Not every association event organizer gets to run International CES for the consumer technology industry.

Some of us – and you know who you are – manage events for trade associations whose industries have seen better days, industries that have hit an economic rough patch.

Budgets for association member companies are tight, sponsors ignore your voice mails, event attendance drops off and everybody you talk to is grouchy. What’s more, traditionally the annual convention and trade show has been the association’s cash cow and suddenly your president and board are looking to you to do even more to cover the deficit created by declining membership and dues revenue.

And your association has bylaws that say there will be an event every year – no matter what. What’s a flailing association event organizer to do?

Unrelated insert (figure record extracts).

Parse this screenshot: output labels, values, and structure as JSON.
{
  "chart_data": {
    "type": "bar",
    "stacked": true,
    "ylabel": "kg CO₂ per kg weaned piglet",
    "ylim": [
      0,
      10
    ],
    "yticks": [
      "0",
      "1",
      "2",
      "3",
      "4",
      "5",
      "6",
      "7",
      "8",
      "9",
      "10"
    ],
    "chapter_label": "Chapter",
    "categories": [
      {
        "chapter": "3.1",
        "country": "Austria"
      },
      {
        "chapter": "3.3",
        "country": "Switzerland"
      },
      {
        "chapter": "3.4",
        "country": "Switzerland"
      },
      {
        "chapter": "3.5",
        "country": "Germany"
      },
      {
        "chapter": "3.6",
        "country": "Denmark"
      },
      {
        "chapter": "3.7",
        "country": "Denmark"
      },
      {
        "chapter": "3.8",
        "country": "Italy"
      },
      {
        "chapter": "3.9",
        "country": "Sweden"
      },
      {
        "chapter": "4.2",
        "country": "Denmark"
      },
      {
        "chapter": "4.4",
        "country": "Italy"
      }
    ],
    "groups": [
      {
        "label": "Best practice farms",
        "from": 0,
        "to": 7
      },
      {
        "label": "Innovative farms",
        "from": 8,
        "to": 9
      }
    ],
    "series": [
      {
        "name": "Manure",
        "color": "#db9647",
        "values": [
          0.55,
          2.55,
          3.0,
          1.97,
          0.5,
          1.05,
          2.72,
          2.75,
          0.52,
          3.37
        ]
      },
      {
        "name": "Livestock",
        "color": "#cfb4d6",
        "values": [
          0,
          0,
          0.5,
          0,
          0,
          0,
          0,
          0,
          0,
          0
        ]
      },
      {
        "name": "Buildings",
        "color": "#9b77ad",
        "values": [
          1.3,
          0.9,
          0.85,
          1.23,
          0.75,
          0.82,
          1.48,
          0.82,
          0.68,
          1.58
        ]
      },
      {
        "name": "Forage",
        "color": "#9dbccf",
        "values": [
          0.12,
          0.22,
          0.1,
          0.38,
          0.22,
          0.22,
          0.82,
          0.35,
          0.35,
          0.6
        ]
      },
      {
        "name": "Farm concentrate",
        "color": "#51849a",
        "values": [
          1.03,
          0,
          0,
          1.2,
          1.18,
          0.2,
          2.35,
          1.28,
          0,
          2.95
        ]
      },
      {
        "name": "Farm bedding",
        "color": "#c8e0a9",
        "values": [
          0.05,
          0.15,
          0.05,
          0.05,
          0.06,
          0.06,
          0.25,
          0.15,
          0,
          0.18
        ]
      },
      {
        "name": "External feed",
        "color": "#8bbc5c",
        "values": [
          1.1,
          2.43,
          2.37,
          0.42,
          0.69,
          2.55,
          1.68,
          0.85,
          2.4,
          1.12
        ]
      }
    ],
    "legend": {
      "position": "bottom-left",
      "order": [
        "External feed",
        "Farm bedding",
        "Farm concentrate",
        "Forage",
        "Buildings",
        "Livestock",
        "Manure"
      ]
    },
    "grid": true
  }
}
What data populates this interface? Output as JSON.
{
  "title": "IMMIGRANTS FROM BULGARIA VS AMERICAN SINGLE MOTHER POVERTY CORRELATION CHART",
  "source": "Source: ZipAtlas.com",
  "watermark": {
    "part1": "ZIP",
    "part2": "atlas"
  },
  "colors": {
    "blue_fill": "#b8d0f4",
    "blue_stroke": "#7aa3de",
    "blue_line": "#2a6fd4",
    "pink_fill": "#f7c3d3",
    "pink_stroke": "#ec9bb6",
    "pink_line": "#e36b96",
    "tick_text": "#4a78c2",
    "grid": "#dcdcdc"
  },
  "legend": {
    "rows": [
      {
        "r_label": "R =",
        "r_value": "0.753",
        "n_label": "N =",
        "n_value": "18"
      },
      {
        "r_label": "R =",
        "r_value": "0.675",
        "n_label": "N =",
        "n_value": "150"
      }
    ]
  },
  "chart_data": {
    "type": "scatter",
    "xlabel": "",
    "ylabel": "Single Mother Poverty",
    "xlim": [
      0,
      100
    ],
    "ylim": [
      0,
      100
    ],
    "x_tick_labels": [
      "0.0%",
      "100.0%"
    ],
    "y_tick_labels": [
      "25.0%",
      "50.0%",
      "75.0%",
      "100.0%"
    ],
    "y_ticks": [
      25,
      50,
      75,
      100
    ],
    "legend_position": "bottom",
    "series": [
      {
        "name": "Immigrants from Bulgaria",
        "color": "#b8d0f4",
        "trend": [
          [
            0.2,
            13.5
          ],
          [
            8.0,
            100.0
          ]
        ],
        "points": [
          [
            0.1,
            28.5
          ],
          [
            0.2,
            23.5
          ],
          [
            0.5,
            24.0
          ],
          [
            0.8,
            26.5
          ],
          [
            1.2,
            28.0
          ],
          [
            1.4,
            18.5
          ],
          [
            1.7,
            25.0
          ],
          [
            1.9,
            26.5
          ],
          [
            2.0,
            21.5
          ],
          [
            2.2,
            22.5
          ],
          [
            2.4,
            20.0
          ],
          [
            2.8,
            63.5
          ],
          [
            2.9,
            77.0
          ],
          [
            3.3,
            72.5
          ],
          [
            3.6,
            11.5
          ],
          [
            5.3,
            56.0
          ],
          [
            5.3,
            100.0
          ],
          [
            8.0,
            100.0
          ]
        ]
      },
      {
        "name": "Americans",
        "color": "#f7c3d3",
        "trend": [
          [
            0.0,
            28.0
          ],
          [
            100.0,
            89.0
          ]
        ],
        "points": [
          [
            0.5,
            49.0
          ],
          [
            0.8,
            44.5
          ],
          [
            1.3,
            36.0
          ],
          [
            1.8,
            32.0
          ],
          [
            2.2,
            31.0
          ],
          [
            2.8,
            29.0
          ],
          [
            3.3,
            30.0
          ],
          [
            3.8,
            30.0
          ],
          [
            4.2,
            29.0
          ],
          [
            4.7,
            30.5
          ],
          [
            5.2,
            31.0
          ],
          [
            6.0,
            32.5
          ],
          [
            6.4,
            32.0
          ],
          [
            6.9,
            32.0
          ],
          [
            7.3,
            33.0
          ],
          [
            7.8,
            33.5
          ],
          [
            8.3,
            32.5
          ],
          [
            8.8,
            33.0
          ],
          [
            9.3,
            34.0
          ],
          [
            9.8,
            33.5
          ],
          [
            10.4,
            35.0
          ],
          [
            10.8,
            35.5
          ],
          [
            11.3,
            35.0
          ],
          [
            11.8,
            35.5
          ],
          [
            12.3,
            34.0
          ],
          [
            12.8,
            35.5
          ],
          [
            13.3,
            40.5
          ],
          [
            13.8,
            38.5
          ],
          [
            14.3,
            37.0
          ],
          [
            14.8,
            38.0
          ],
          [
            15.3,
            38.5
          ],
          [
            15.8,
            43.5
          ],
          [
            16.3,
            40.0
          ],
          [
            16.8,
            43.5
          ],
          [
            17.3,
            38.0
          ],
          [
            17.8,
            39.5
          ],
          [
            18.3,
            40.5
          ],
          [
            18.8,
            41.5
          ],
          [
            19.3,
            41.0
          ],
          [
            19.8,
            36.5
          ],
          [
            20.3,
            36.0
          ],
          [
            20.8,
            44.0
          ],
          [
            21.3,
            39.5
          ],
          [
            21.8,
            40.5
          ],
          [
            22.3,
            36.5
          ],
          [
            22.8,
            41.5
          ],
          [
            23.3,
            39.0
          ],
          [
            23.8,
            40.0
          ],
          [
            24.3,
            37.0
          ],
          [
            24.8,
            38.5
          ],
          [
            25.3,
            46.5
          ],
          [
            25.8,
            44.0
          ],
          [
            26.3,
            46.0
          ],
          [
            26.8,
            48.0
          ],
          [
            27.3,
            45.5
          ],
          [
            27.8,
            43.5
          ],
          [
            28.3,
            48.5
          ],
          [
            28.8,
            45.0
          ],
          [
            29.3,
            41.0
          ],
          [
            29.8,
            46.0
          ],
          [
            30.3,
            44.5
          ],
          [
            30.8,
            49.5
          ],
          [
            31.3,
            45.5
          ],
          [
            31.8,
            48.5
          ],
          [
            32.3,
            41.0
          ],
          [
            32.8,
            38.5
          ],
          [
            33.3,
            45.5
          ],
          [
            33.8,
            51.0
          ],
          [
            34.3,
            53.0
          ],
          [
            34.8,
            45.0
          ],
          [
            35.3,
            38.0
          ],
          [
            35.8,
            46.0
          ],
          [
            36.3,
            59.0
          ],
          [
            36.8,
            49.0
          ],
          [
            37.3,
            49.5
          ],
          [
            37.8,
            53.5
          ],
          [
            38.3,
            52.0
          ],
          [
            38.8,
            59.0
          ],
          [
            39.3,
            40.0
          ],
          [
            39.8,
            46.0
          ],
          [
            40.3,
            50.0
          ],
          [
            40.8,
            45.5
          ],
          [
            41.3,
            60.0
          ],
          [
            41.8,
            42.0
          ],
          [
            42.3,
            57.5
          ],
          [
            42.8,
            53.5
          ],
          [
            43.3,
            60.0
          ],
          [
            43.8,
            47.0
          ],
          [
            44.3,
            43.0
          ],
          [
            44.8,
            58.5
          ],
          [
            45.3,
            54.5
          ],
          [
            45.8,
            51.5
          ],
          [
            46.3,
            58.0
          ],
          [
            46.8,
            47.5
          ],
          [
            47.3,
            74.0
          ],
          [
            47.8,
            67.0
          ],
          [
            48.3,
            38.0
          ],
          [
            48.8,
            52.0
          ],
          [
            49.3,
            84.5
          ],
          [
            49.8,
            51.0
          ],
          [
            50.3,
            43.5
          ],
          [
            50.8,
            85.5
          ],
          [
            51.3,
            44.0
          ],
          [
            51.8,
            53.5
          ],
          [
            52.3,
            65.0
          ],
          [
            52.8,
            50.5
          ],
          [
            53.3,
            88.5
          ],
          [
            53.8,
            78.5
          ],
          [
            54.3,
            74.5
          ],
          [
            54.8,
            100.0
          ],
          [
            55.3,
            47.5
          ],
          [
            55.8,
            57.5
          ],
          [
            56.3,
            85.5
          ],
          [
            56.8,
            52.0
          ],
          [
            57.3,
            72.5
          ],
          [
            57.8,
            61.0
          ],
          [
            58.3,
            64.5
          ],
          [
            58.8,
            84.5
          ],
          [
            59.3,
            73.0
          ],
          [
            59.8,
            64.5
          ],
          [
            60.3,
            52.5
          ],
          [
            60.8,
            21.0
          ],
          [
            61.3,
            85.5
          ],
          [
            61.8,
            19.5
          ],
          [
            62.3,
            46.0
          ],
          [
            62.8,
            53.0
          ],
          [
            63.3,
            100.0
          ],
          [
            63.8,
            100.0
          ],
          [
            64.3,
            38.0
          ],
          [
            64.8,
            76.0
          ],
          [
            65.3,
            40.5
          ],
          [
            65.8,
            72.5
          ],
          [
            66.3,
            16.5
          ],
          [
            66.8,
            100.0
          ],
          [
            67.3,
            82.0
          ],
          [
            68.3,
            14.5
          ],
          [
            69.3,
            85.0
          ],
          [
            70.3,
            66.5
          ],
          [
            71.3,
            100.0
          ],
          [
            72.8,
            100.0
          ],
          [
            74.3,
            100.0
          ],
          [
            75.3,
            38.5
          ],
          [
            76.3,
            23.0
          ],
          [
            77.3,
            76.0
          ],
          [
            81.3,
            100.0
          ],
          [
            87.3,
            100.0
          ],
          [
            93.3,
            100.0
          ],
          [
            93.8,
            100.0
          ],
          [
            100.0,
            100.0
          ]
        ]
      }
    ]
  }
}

  1. Knock off the self-pity. This isn’t about you, it’s about your association and its industry. There may never be a time when your association’s members need a quality event more. Turn your meetings into clearinghouses where attendees can get the information they need to improve their businesses and provide them a venue to interact with each other.
  2. Make your association leaders understand. This is a new paradigm for them too. Association presidents and boards can easily turn a crisis into an opportunity to tell members that “everything will be all right,” when it’s just not true. You must make them understand that this is the time to redouble your efforts to help your membership.
  3. Abandon the annual meeting. Diversification and shifting consumer trends are hitting many industry associations. Maybe a series of smaller events that cater to unique interests will better serve your industry than a one-size-fits-all annual blow-out.
  4. Give your members research they can use. Commission a high-profile industry research company to compile a report on where the industry is headed and what they can do to get there in one piece. Then make the presentation of that report the highlight of your event.
  5. Let people talk to each other. One of the worst parts of an industry downtrend is the feeling that you’re going it alone. Your attendees need those networking events and roundtable discussions now more than ever.
  6. Ditch the motivational keynote speaker. Especially if they’re a hired gun who knows nothing about your business. Instead, recruit one of your highest-profile industry leaders, the CEO of one of your top companies, to talk honestly about the situation and provide some perspective.
  7. Don’t be afraid to cut expenses. Now is not the time for a golf tournament at a PGA course in Arizona or Florida. Even if your attendees can get their bosses to sign off on the expense, it won’t look good to their shareholders. Stick to the low-cost meeting alternatives and, if you can, give your members the steepest discounts you can.
  8. Turn the crisis into a positive. Your industry will survive, in one form or the other, and, if it perceives that you stuck with it through thick and thin, you’ll have their loyalty for life.